Commanders and leaders
- Aliyu Babba Ahmadu Shahada †: Frederick Lugard Wallace Duffield

Strength
- 3,000 cavalry.: 100 cavalry, 2,000 infantry.

Casualties and losses
- Unknown, but heavy: 44 dead and wounded

= Battle of Kwatarkwashi =

The Battle of Kwatarkwashi was a decisive battle between the British administered Protectorate of Northern Nigeria and forces of the Sokoto Caliphate's Kano Emirate. The defeat of the Kano cavalry in the battle marked the formative end of the Kano Emirate.

==Background==
In 1899, Lord Lugard had proclaimed a British protectorate over much of the Sokoto Caliphate. With the failure of numerous diplomatic overtures to the Caliph, in 1900 a military campaign was launched to subdue the caliphate.
when news of the Battle of Kano and the fall of the fort of Kano reached Sokoto in February 1903, the Kano cavalry embarked on a march to retake the city.

==Battle==
After three previous victorious encounters with British forces, a large British force from Kano ambushed the Kano cavalry at the great rocks of Kwatarkwashi.

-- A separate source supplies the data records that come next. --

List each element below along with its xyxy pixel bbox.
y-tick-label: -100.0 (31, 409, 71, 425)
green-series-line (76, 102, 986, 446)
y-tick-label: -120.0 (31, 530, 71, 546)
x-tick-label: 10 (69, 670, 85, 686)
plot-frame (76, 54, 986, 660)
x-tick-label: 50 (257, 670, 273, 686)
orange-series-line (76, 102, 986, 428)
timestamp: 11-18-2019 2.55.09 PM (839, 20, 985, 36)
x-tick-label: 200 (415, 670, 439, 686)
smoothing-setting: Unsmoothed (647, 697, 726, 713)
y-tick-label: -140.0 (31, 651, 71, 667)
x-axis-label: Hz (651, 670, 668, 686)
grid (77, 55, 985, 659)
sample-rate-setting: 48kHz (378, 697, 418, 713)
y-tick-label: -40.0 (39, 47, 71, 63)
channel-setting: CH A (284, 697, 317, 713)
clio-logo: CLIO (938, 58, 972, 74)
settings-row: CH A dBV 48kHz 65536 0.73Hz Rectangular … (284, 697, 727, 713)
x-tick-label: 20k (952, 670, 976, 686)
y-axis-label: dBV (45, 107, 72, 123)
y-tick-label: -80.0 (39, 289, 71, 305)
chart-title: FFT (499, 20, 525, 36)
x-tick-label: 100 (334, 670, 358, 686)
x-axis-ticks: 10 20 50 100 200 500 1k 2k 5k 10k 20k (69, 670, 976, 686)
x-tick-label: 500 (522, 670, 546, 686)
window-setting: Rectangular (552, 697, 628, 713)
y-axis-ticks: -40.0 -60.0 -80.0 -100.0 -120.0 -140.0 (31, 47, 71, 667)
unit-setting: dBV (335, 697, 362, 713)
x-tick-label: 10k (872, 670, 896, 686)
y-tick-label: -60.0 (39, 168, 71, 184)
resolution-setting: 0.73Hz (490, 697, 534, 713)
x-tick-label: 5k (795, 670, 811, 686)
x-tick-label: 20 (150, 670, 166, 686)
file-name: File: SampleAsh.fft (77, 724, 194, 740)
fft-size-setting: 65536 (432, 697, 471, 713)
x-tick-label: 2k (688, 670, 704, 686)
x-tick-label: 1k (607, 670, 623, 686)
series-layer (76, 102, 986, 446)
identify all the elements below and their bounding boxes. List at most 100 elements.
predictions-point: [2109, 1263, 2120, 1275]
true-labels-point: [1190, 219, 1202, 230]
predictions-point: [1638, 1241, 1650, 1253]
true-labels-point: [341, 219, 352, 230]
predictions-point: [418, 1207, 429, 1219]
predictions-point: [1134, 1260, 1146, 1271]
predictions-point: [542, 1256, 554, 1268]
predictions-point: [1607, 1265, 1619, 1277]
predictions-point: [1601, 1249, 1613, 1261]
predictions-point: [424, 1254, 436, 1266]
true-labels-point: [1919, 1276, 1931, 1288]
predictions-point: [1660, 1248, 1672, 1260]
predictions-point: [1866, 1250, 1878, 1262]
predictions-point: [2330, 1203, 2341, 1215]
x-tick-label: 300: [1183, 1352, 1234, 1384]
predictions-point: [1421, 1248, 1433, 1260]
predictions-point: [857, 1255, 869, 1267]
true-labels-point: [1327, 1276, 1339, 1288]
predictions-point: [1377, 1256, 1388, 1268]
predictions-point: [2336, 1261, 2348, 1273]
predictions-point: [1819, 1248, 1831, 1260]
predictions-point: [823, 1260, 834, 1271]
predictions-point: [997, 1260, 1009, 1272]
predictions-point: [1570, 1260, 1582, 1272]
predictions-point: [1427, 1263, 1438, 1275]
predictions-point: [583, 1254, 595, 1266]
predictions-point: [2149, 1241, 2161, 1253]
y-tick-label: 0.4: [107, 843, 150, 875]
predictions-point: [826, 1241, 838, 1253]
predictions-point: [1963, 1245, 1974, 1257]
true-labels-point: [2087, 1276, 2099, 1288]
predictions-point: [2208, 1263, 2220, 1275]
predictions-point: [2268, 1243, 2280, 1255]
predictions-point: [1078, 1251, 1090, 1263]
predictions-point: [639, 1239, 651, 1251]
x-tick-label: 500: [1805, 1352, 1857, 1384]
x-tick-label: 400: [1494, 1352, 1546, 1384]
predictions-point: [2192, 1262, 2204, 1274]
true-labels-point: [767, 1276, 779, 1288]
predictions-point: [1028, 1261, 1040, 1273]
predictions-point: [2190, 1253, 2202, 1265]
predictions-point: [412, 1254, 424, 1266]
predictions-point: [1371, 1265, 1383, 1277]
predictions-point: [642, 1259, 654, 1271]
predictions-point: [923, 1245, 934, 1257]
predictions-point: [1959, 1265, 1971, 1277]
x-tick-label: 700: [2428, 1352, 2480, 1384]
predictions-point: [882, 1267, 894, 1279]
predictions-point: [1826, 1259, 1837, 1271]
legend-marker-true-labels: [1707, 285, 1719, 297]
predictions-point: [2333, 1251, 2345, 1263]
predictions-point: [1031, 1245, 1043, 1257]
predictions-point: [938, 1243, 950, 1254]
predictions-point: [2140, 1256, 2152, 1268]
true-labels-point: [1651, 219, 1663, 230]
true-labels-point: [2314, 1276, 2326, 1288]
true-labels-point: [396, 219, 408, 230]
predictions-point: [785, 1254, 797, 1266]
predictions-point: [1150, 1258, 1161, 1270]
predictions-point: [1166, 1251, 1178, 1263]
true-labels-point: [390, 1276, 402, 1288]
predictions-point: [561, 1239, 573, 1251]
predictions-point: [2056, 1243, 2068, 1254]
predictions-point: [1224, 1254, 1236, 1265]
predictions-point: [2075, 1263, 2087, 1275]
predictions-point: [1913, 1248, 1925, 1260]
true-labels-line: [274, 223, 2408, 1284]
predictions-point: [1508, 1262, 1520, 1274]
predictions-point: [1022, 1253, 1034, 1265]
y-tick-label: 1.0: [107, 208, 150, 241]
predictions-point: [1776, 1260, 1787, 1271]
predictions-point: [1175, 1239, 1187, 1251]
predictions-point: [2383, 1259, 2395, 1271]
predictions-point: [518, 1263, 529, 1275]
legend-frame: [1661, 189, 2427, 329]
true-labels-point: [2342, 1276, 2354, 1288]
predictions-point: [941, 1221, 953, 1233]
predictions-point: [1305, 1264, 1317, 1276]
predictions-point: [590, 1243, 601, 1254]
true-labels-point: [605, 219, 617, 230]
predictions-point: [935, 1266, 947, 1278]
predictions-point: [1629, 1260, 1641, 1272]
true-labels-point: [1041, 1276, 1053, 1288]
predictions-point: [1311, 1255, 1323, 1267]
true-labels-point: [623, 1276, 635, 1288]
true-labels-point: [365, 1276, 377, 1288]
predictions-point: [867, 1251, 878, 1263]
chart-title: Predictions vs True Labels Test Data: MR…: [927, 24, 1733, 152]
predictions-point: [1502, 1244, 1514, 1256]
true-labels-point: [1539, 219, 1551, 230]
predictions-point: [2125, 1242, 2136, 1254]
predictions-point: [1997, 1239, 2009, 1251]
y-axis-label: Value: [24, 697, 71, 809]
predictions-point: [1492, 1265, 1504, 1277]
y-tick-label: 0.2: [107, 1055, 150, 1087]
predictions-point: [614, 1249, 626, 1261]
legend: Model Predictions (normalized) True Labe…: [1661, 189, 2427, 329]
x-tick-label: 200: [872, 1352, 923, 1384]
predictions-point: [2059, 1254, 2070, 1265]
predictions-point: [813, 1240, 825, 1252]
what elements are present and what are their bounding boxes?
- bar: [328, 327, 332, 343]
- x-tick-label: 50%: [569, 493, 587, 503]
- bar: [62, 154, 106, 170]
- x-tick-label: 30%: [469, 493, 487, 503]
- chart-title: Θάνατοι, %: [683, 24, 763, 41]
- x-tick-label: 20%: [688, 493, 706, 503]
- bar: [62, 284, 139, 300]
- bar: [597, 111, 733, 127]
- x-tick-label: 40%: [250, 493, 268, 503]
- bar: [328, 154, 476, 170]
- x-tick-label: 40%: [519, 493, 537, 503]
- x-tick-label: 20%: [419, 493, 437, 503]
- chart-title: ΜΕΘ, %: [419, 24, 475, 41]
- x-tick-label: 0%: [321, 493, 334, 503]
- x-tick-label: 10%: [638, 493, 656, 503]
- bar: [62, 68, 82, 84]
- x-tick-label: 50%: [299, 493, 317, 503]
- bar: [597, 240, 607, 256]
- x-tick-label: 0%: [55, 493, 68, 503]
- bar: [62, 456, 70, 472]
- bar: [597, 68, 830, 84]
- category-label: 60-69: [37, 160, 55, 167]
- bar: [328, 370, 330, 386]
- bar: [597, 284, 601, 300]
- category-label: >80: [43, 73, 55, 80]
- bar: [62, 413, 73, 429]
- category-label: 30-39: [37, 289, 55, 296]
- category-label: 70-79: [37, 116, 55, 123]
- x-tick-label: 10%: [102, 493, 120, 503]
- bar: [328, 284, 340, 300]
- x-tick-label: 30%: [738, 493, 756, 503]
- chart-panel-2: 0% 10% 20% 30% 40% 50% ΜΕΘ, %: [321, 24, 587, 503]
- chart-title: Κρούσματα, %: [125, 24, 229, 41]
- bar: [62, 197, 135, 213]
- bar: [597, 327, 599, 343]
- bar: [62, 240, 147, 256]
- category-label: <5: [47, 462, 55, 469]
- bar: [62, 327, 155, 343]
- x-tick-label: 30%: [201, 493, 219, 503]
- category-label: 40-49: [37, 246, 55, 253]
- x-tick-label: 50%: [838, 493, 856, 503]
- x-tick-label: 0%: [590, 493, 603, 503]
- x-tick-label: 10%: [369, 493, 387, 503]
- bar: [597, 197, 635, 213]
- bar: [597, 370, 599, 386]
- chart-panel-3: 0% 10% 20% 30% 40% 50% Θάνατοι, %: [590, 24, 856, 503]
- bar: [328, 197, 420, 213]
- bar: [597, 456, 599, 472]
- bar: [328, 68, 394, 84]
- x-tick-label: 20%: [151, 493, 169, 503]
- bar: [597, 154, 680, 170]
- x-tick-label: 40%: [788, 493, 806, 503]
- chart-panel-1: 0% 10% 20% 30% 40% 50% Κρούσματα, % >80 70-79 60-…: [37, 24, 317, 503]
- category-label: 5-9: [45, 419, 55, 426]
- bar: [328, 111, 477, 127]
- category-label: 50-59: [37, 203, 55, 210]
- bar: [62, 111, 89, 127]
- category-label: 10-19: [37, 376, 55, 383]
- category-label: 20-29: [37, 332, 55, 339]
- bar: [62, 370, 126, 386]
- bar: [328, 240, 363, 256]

After a 6-hour encounter, the death of the vizier of Kano led the remnant of the cavalry to retreat back to Sokoto, a substantial part of the force however under Muhammad Abbas surrendered to the British and proceeded back to Kano.

At Kano, Muhammad Abbas was proclaimed Emir of Kano. The last of the Kano cavalry were integrated into the Caliphal force of Sokoto.